The Savoyard Vicar

The Savoyard Vicar April 16, 2009

During and after Holy Week, the historical significance of the Resurrection and debates about the authenticity of the Gospels become quite popular. I genuinely appreciate the many efforts made by Catholics in the public square to defend the reliability of Scripture and other proofs that establish the truth of the Resurrection. It is this event more than any other that occupies the central place in the wider debate over the divinity of Christ.

While subtracting nothing from these efforts, which are necessary now more than ever, I also came across a different approach to the question that somewhat mirrored my own pre-Catholic thinking on the nature of Christ. It comes from Jean-Jacques Rousseau’s Emile, specifically the Profession of Faith of a Savoyard Vicar (223&224). While there is no question that Rousseau held the Church in contempt, the way in which he argues for the divinity of Christ is unique and interesting all the same.

Especially since, for Rousseau, His divinity can be established without miracles or even the Resurrection. By way of comparing the life and teachings of Socrates with Christ, he comes to the conclusion:

“[I]f the life and death of Socrates are those of a sage, the life and death of Jesus are those of a God”

Why is this? He considers that Socrates had it easy: many of the virtues he taught had already been exemplified and taught less perfectly by contemporaries, he lived in a culture that already supported many of the things he believed, and he died relatively peacefully, philosophizing among friends.

On the other hand, Christ taught a doctrine that seemed to be entirely incompatible with the corruption and violence of His time and place, the social and intellectual climate was not at all conducive to His “pure and sublime morality”, and he willingly died a miserable and humiliating death for others.

One of the most important differences was the nature of the act of forgiveness said to have been performed by each:

“Socrates, in receiving the cup of poison, blessed indeed the weeping executioner who administered it; but Jesus, in the midst of excruciating tortures, prayed for his merciless tormentors.”

One would indeed have to choose between Jesus being “lord, liar or lunatic” given these facts, and since the latter two seem preposterously out of the question, what else can one conclude but that “the life and death of Jesus are those of a God”?

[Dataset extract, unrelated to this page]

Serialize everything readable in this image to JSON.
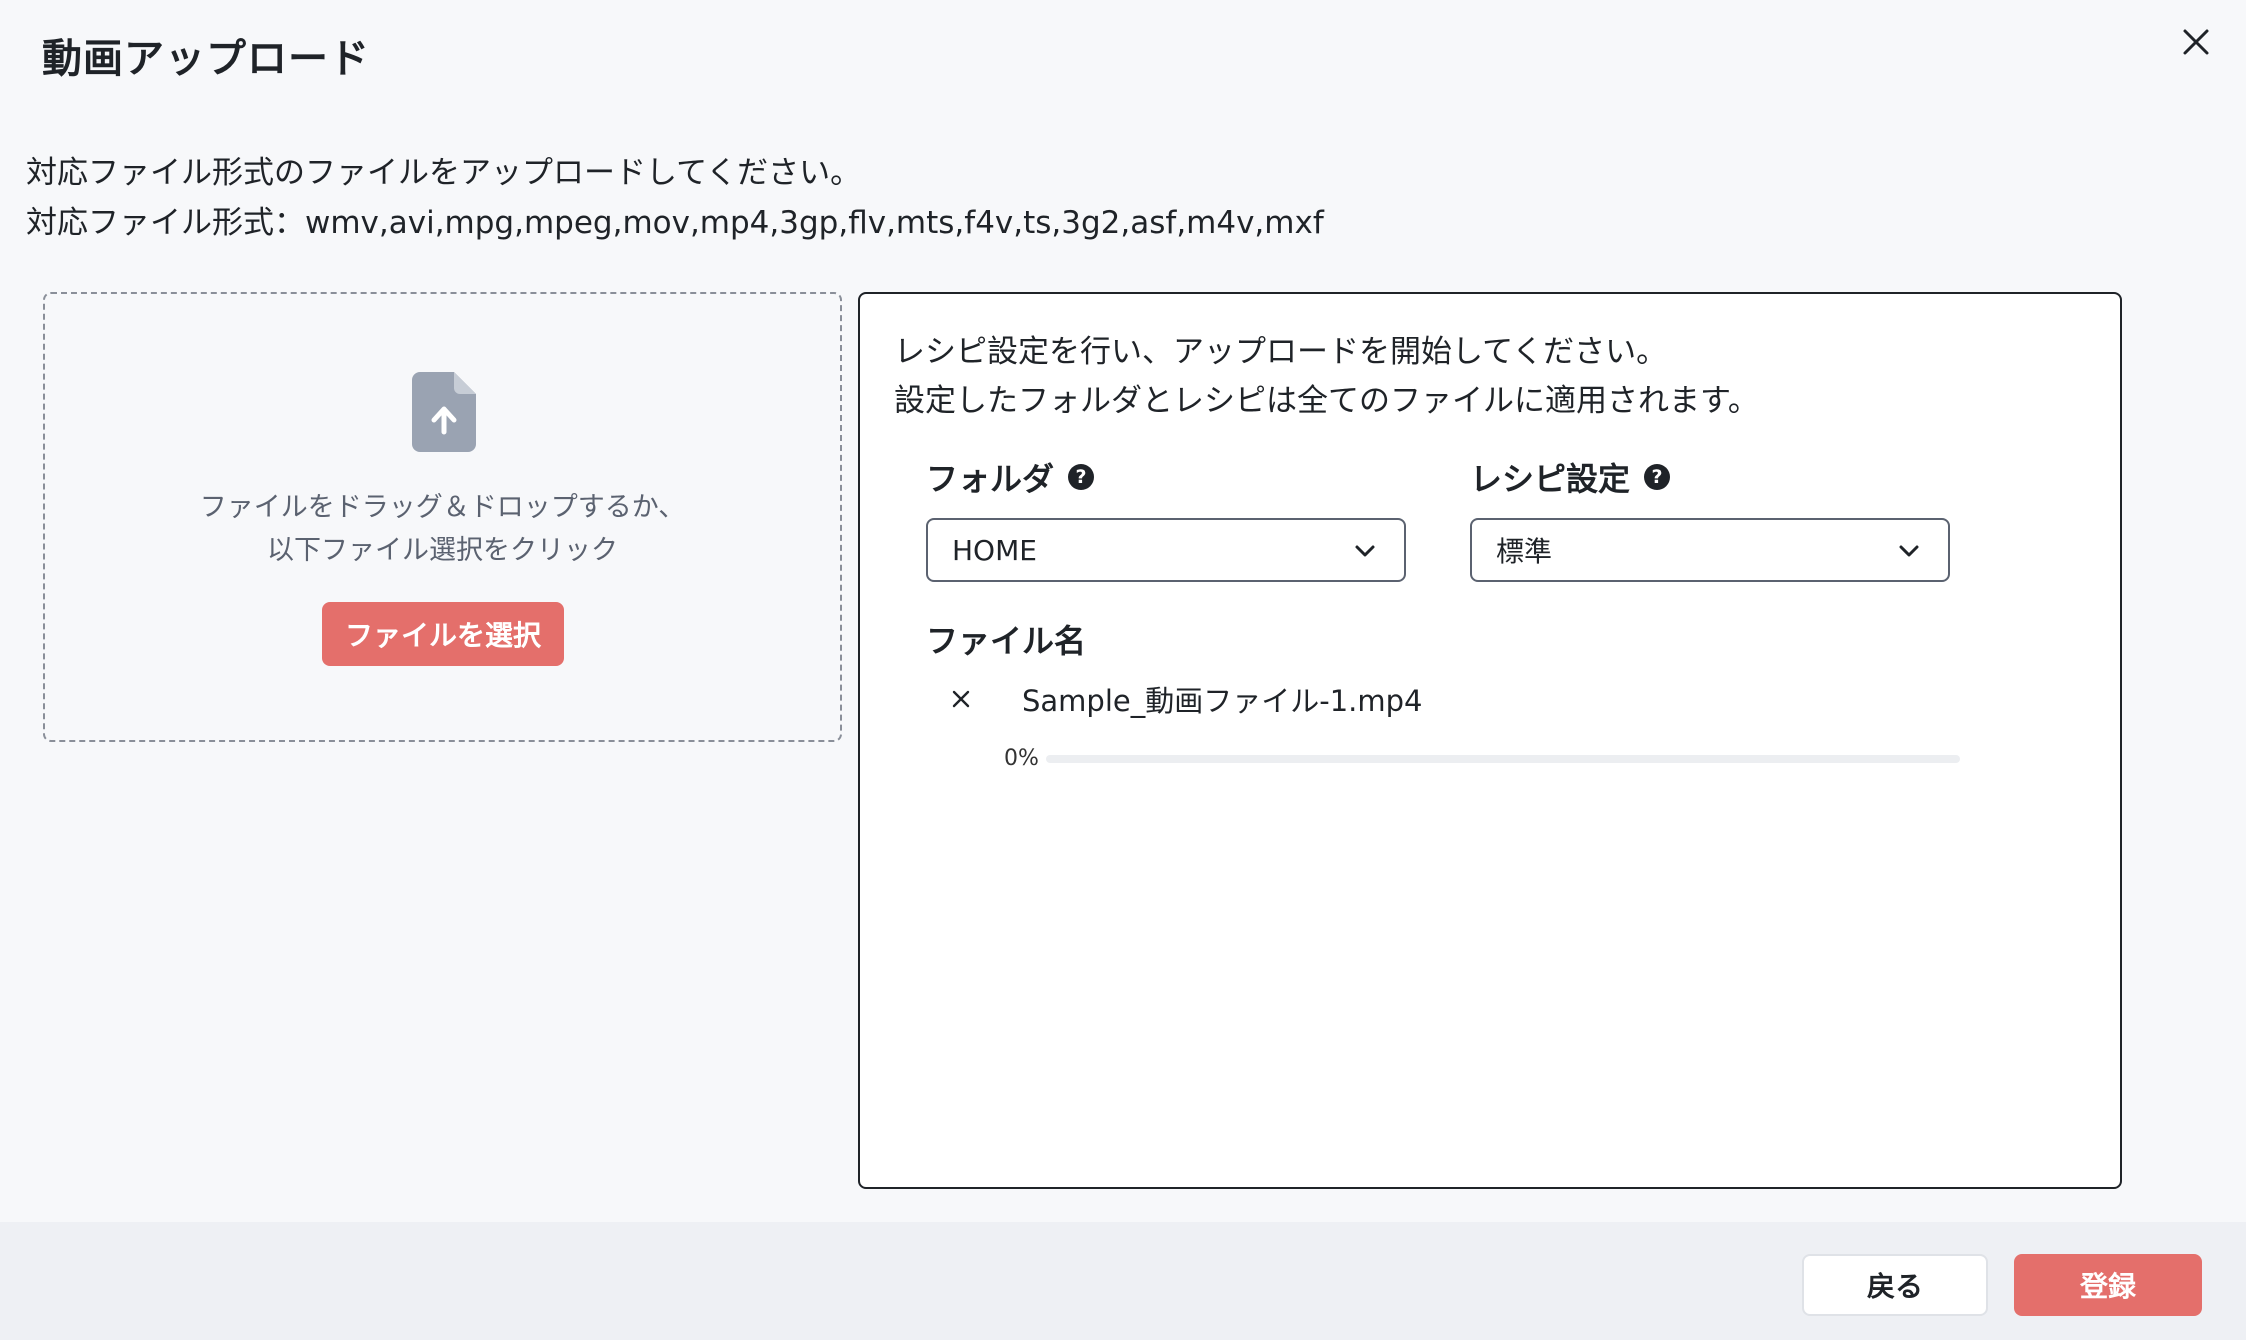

Of course in our day and age, the “lunatic” explanation becomes more plausible for many, since an act of sacrifice of that magnitude seems quite absurd to people who are practically choking on their own comforts and pleasures. But then, even in the time of Christ, those enjoying the bread and circuses, the origies and vomitoriums of Rome, must have looked at such a life in a similar way: here in the midst of all these glorious pleasures we have made for ourselves, there is a man who actually chooses to suffer, and not even for himself, but for others! Madness!